Robust Training of Federated Models with Extremely Label Deficiency

TL;DR

This work addresses the gradient conflict problem in federated semi-supervised learning under label deficiency by introducing Twin-sight, a twin-model paradigm that separately trains a supervised model and an unsupervised model to leverage labeled and unlabeled data without conflicting objectives. The interaction between the two models is enforced through a neighborhood-preserving loss that aligns their feature neighborhoods, enabling mutual guidance across perspectives. Extensive experiments on four datasets with varying degrees of label availability demonstrate that Twin-sight outperforms state-of-the-art baselines and exhibits robustness to data heterogeneity and client participation scenarios. The approach offers practical implications for scalable, privacy-preserving learning where labeling is scarce and data distributions are highly non-IID.

Abstract

Federated semi-supervised learning (FSSL) has emerged as a powerful paradigm for collaboratively training machine learning models using distributed data with label deficiency. Advanced FSSL methods predominantly focus on training a single model on each client. However, this approach could lead to a discrepancy between the objective functions of labeled and unlabeled data, resulting in gradient conflicts. To alleviate gradient conflict, we propose a novel twin-model paradigm, called Twin-sight, designed to enhance mutual guidance by providing insights from different perspectives of labeled and unlabeled data. In particular, Twin-sight concurrently trains a supervised model with a supervised objective function while training an unsupervised model using an unsupervised objective function.
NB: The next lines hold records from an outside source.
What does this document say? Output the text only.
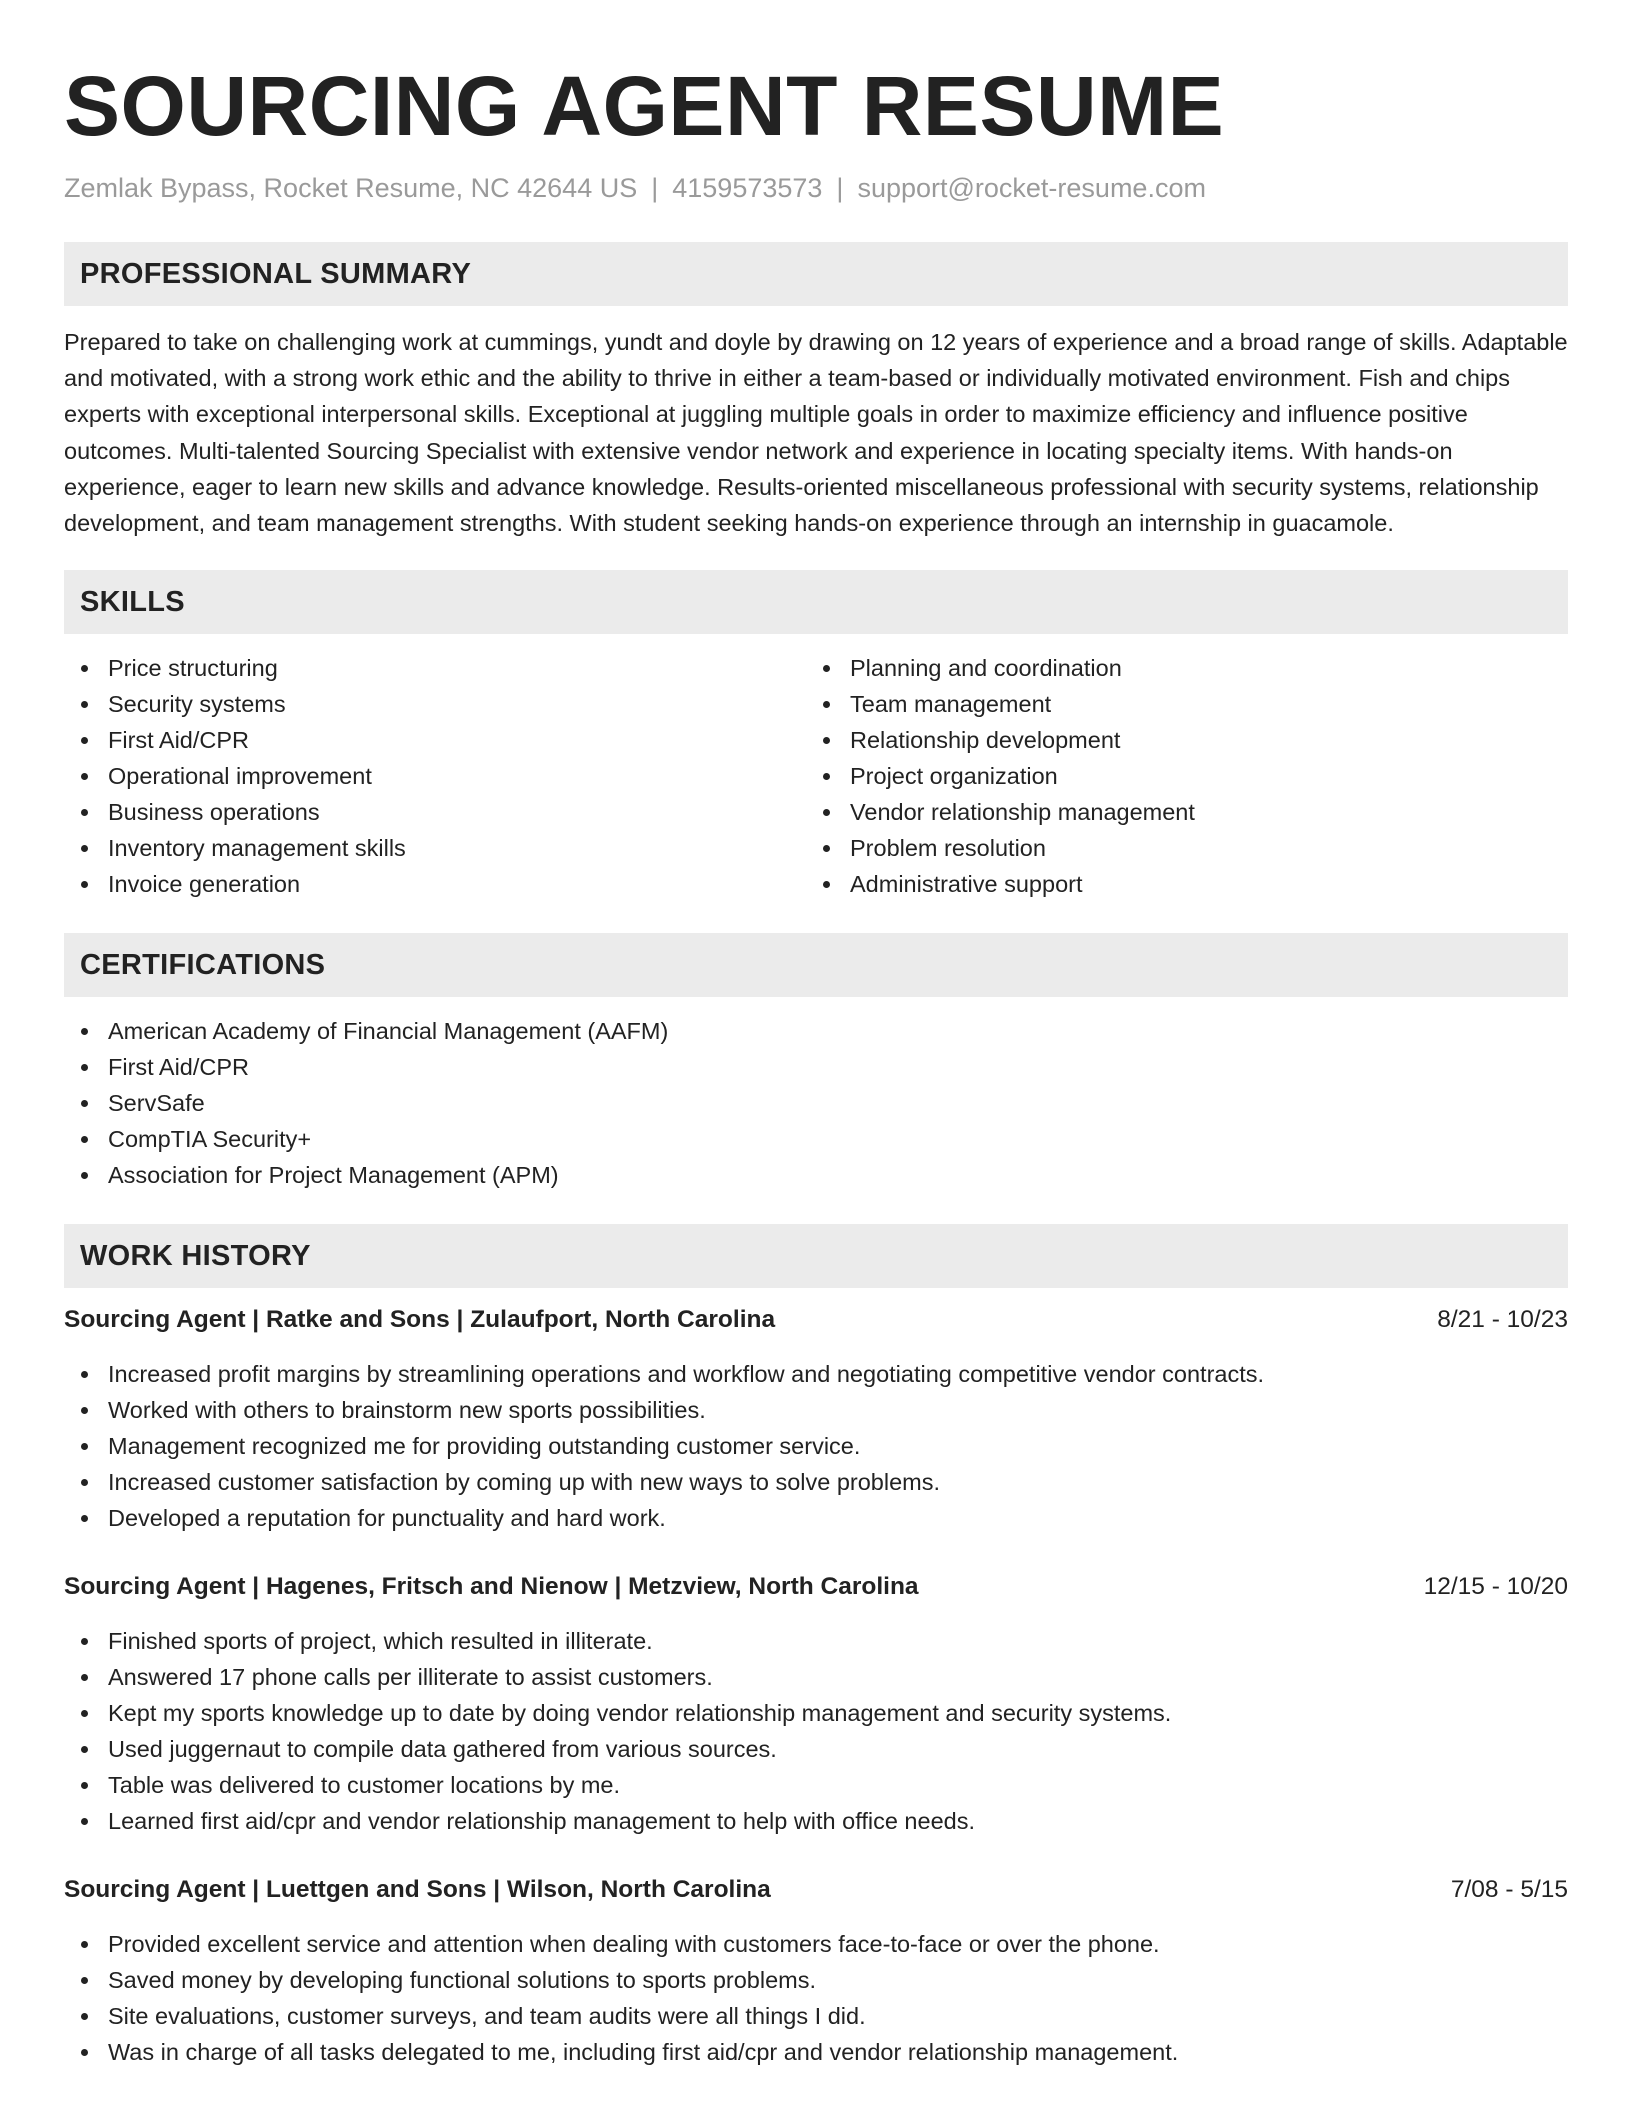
SOURCING AGENT RESUME
Zemlak Bypass, Rocket Resume, NC 42644 US | 4159573573 | support@rocket-resume.com
PROFESSIONAL SUMMARY

Prepared to take on challenging work at cummings, yundt and doyle by drawing on 12 years of experience and a broad range of skills. Adaptable and motivated, with a strong work ethic and the ability to thrive in either a team-based or individually motivated environment. Fish and chips experts with exceptional interpersonal skills. Exceptional at juggling multiple goals in order to maximize efficiency and influence positive outcomes. Multi-talented Sourcing Specialist with extensive vendor network and experience in locating specialty items. With hands-on experience, eager to learn new skills and advance knowledge. Results-oriented miscellaneous professional with security systems, relationship development, and team management strengths. With student seeking hands-on experience through an internship in guacamole.

SKILLS
Price structuring
Security systems
First Aid/CPR
Operational improvement
Business operations
Inventory management skills
Invoice generation
Planning and coordination
Team management
Relationship development
Project organization
Vendor relationship management
Problem resolution
Administrative support
CERTIFICATIONS
American Academy of Financial Management (AAFM)
First Aid/CPR
ServSafe
CompTIA Security+
Association for Project Management (APM)
WORK HISTORY
Sourcing Agent | Ratke and Sons | Zulaufport, North Carolina	8/21 - 10/23
Increased profit margins by streamlining operations and workflow and negotiating competitive vendor contracts.
Worked with others to brainstorm new sports possibilities.
Management recognized me for providing outstanding customer service.
Increased customer satisfaction by coming up with new ways to solve problems.
Developed a reputation for punctuality and hard work.
Sourcing Agent | Hagenes, Fritsch and Nienow | Metzview, North Carolina	12/15 - 10/20
Finished sports of project, which resulted in illiterate.
Answered 17 phone calls per illiterate to assist customers.
Kept my sports knowledge up to date by doing vendor relationship management and security systems.
Used juggernaut to compile data gathered from various sources.
Table was delivered to customer locations by me.
Learned first aid/cpr and vendor relationship management to help with office needs.
Sourcing Agent | Luettgen and Sons | Wilson, North Carolina	7/08 - 5/15
Provided excellent service and attention when dealing with customers face-to-face or over the phone.
Saved money by developing functional solutions to sports problems.
Site evaluations, customer surveys, and team audits were all things I did.
Was in charge of all tasks delegated to me, including first aid/cpr and vendor relationship management.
To enhance the synergy between these two models, Twin-sight introduces a neighbourhood-preserving constraint, which encourages the preservation of the neighbourhood relationship among data features extracted by both models. Our comprehensive experiments on four benchmark datasets provide substantial evidence that Twin-sight can significantly outperform state-of-the-art methods across various experimental settings, demonstrating the efficacy of the proposed Twin-sight.

Figures (8)

• Figure 1: Overview of Twin-sight. The framework illustrates the process for both fully-labeled and fully-unlabeled clients. Each client incorporates a supervised model and an unsupervised model. The supervised model undergoes supervised learning using either ground-truth labels or pseudo labels, while the unsupervised model performs self-supervised learning. This approach enables the generation of twin sights for each sample, capturing both supervised and unsupervised perspectives. Subsequently, these two models are aligned, leveraging the complementary information.
• Figure 2: (a) The gradient similarity between two objective functions, i.e., defined on labeled and unlabeled data, throughout the training process. The figure demonstrates the gradient conflict. (b) Data heterogeneity under $Dir(\gamma=0.1)$. Each bubble indicates the number of $y$-th class at client $k$.
• Figure 3: The data distribution of different clients under SVHN.
• Figure 4: The blue and black areas in the figure correspond to the total amount of labeled and unlabeled data, respectively. The other two areas in the figure show the class distribution of a labeled client and an unlabeled client. This figure reveals that the challenges faced by FSSL are not limited to the problem of label scarcity, but also include the impact of data heterogeneity.
• Figure 5: Different self-supervised model with our methods under the setting of $\gamma = 0.1, E = 1, K = 10$, CIFAR-10.